We dated of course. He had the mutual feelings but was also afraid of ruining our friendship. We dated for a year and two months but afterwards...he changed into someone I no longer knew. Hung with different crowds and no longer called....and later started flirting with other girls. He was no longer my best friend. Then right after Christmas, he ended it. Saying that he no longer felt anything for me and was confused. I was destroyed but let him have his space.
Of course we went back out a few times, but each time he felt like he didnt want to be in relationship and ended it after just a few weeks.
We're still good friends, talk now and then but each time we run into each other I find it harder to turn away. I have fallen hard for him and I can't help but love everything about him. Each time he comes around the corner I feel myself grow weak and all I can think about is how much fun we use to have together, but it seems like it never happened....

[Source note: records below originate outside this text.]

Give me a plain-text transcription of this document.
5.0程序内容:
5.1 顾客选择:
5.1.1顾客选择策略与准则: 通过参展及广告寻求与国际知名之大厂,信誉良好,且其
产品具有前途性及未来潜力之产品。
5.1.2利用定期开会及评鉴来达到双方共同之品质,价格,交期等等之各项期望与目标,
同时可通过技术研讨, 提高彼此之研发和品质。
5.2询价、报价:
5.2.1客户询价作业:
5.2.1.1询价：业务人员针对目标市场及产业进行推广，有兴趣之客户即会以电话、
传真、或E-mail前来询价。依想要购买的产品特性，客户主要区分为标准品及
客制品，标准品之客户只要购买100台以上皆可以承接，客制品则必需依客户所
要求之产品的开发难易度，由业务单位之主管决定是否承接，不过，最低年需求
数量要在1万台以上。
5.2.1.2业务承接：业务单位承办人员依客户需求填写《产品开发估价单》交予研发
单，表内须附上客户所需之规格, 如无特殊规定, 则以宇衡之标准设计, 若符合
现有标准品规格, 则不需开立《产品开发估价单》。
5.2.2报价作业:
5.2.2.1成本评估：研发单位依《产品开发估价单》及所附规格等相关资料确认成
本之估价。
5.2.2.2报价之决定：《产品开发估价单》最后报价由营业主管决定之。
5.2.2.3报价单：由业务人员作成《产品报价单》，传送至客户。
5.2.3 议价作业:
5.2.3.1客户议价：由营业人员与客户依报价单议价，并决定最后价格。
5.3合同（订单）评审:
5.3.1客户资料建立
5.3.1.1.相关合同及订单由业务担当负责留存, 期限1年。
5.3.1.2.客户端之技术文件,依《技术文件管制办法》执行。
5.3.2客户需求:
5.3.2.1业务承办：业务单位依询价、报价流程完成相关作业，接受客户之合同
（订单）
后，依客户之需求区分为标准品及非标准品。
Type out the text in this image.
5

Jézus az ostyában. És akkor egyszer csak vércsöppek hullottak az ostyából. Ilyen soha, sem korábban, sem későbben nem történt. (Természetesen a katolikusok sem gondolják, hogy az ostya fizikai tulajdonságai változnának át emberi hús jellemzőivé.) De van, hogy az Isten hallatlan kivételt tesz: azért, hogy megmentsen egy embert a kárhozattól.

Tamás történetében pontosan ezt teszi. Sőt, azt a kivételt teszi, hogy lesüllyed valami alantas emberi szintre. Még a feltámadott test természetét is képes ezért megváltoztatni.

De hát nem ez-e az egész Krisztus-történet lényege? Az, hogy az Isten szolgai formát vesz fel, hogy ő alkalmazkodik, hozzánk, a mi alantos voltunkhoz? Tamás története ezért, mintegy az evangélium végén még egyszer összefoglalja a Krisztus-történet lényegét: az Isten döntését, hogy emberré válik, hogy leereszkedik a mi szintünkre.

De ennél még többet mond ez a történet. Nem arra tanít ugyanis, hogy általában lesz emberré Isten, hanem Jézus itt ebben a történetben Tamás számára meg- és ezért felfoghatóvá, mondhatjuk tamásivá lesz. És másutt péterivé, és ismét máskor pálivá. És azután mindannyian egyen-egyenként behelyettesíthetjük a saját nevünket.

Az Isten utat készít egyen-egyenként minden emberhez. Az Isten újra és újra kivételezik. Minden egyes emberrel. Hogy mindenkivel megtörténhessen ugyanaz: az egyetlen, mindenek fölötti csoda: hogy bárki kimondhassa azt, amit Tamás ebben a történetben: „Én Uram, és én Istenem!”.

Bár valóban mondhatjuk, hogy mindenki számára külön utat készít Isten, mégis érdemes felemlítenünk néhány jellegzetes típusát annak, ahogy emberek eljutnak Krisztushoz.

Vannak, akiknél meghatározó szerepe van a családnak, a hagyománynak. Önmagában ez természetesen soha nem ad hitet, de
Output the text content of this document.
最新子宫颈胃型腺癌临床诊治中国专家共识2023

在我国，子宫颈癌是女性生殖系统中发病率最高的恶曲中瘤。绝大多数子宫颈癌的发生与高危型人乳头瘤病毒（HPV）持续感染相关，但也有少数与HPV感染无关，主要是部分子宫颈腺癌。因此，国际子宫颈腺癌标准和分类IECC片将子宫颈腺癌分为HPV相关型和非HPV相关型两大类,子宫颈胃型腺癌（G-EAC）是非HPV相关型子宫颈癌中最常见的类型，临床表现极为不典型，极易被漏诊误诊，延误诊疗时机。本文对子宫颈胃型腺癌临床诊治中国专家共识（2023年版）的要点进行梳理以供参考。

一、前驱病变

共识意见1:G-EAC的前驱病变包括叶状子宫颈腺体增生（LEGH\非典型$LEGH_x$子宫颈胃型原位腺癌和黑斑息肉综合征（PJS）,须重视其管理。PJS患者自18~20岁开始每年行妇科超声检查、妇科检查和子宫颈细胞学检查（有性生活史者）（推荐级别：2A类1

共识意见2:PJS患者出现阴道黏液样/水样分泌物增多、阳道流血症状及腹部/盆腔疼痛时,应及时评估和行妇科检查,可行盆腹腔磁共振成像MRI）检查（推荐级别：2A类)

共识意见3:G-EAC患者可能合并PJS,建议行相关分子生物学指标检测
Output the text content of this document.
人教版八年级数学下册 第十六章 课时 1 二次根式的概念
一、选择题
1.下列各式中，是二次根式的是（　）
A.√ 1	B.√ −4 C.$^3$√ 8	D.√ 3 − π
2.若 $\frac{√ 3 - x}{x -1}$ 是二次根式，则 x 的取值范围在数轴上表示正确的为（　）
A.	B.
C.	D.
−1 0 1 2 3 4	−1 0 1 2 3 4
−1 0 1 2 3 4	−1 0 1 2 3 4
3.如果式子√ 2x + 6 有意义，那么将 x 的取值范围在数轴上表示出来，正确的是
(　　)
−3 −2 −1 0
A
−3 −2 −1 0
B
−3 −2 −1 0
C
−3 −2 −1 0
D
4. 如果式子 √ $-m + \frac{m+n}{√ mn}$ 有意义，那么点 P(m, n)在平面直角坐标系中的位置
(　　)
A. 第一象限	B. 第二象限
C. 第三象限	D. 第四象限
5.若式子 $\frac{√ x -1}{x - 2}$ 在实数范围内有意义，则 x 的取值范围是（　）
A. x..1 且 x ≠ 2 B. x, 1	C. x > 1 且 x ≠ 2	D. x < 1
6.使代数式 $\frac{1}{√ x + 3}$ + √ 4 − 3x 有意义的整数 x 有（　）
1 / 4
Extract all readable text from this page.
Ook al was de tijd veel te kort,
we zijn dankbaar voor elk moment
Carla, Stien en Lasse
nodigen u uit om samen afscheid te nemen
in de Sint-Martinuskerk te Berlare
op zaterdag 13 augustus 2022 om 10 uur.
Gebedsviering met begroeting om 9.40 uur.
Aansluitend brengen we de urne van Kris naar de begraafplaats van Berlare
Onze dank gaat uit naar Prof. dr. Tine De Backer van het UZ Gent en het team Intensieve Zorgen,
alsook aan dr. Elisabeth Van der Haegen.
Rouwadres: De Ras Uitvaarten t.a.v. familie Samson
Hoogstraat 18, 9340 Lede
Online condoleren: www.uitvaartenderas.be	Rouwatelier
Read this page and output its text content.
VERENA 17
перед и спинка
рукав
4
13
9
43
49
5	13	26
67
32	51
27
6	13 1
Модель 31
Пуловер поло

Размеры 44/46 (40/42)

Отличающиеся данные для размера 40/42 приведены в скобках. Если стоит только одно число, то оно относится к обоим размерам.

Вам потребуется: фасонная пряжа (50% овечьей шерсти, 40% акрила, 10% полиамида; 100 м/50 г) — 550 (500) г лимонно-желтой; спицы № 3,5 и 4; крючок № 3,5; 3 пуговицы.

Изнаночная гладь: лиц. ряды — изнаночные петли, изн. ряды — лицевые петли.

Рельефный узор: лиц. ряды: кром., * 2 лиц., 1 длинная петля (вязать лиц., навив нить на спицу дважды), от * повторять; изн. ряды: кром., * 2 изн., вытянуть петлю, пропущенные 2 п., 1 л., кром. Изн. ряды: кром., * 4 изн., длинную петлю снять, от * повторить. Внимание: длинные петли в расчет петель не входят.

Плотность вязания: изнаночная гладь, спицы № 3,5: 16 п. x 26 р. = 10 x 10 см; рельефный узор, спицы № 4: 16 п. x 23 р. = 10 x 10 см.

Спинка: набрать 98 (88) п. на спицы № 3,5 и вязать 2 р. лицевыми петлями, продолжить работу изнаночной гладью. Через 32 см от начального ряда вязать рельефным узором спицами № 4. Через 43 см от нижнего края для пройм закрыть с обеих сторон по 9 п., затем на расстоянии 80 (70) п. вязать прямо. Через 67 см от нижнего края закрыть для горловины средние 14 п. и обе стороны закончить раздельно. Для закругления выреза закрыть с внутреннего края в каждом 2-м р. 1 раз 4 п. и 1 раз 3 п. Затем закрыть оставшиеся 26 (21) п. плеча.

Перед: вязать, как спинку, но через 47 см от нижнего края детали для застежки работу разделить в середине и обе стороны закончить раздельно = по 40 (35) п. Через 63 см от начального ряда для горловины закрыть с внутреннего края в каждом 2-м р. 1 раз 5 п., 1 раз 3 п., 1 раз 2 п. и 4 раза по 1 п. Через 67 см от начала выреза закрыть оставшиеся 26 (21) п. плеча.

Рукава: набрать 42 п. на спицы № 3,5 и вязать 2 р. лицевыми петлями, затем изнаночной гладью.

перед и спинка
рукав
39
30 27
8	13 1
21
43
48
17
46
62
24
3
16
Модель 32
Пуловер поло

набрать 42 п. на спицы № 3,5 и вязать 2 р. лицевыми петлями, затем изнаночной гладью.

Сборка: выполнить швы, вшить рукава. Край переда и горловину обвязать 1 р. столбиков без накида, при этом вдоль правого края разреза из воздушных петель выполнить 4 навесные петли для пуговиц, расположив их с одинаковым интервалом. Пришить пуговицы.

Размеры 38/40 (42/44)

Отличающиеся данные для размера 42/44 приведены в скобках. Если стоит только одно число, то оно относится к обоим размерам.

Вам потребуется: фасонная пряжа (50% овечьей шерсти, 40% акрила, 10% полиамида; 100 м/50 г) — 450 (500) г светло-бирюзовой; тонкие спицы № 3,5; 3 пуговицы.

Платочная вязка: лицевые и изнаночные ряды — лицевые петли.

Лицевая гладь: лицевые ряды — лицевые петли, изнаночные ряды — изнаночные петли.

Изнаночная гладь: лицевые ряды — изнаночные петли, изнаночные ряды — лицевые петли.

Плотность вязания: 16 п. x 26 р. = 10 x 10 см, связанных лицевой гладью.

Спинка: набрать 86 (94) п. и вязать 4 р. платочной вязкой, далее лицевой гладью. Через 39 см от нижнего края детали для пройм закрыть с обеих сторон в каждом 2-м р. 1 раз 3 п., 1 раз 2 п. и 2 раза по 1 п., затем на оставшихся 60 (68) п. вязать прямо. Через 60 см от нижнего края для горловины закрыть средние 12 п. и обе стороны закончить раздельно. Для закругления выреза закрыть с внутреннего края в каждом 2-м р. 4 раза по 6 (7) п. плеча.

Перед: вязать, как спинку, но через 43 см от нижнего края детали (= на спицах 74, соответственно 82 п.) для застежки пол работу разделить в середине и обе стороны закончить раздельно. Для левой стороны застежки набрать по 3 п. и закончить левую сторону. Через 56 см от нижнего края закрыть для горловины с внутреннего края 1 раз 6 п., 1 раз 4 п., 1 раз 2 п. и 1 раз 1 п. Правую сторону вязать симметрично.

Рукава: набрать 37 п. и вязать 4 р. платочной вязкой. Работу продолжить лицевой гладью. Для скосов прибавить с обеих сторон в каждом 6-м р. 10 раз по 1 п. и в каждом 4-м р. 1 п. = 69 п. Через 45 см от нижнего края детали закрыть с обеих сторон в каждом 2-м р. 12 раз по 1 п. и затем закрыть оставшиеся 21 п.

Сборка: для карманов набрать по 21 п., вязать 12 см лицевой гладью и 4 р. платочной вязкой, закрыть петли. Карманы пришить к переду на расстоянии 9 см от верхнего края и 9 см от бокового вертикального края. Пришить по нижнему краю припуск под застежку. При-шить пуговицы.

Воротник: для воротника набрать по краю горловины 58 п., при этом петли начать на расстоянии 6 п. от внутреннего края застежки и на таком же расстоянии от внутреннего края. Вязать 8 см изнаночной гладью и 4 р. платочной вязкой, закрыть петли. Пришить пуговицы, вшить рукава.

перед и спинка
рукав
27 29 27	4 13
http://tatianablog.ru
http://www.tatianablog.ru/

I thought I was over him until recently he told me about this girl he has really strong feelings for and hasn't had this much feelings for someone before since we were together. That just destroyed me to piece's and now I dont know what to do anymore....I was always, and still am there for him. But each time we talk all I want to do is break down and cry.
I tried dating again, but the relationships never lasted. And after hearing about each break up from my friends he would call me and always be there to cheer me up. Making it harder for me to get over him.
I'm so confused on what to do and some advice would be very appreciated. I know what we had was over but I still find myself longing for him...he's my best friend. And i'm the fool that fell for him.